At the time, North Korea protested the Bush’s assertion was little short of a declaration of war. Pyongyang withdrew from tortuous negotiations to abandon its nuclear-weapons program in return for aid and restarted its Yongbyon reactor. It is now clear that from this date it raised a series of diplomatic smokescreens during on-off negotiations within the “Six Nation” forum with China, Japan, Russia, South Korea and the United States. In January 2003, when it had become patently clear that Washington was poised to invade Iraq, North Korea withdrew from the Nuclear Non-Proliferation Treaty (NPT). Since then it has tested missiles and announced that it had six nuclear devices. At each revelation, the rest of the world, with Washington in the lead, has huffed and puffed. China, Pyongyang’s only real ally and supplier of much of its energy and essential foodstuffs, has preferred to use gentle persuasion. In the event neither strategy has worked. The North Korean leadership has exploited international differences and Washington’s entrapment in the diplomatic and military mire of Iraq.

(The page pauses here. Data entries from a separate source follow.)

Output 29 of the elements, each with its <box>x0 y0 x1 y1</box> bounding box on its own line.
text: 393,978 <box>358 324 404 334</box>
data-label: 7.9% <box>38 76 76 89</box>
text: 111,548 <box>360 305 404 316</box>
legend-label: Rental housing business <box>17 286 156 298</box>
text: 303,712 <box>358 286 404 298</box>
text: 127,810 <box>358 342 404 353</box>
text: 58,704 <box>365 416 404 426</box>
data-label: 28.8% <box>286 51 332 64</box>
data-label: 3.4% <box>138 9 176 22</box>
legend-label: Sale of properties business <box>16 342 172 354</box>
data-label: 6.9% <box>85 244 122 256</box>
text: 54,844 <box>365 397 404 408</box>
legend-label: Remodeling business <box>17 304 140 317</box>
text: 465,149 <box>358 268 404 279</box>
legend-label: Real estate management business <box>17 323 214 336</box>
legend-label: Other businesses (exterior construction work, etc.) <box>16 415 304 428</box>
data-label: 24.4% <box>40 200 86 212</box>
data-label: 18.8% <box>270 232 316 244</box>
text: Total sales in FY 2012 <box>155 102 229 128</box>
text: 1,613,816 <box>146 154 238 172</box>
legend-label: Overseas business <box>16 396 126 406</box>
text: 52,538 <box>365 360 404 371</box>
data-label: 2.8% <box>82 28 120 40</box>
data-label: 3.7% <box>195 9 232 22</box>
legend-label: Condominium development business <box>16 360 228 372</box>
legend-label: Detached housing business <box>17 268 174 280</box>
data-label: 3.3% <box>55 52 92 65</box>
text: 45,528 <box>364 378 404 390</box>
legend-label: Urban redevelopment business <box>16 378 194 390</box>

In its terse announcement of the successful test, the North Korean news agency asserted, “It will contribute to defending the peace and stability on the Korean Peninsula and in the area around it.” It is hard not to disagree with this. If the international community was unable to intervene decisively while Pyongyang’s scientists were hurrying to make their bomb, how much harder will intervention be now? It matters not that this explosion was equivalent to only 800 tons of TNT when one of the bombs the Americans dropped on Japan in 1945 represented the force of 15,000 tons of the explosive. North Korea has joined the nuclear club and the very unpredictability of its Stalinist regime makes its bomb that much more powerful.
The long-established Western nuclear powers, America, Britain and France always described their terrible atomic arsenals as “deterrents”. That is precisely what North Korea has now obtained, what Iran may still want to obtain, and what before he was driven back from Kuwait and had his WMD program dismantled by UN inspectors, Saddam Hussein was trying to obtain. A nuclear weapon, however primitive, will deter outside aggression and entrench inside despotism. It’s that simple. Bush unleashed US military might on Iraq because he knew (despite pretending otherwise) it had no nuclear weapons or the other WMDs — namely the chemical stockpiles that were supplied by the US during the Iran-Iraq War and were decommissioned after the First Gulf War.
North Korea has learned the lesson on how to deter such aggression. Thus once again Bush’s own weapon of choice has proved to be a boomerang.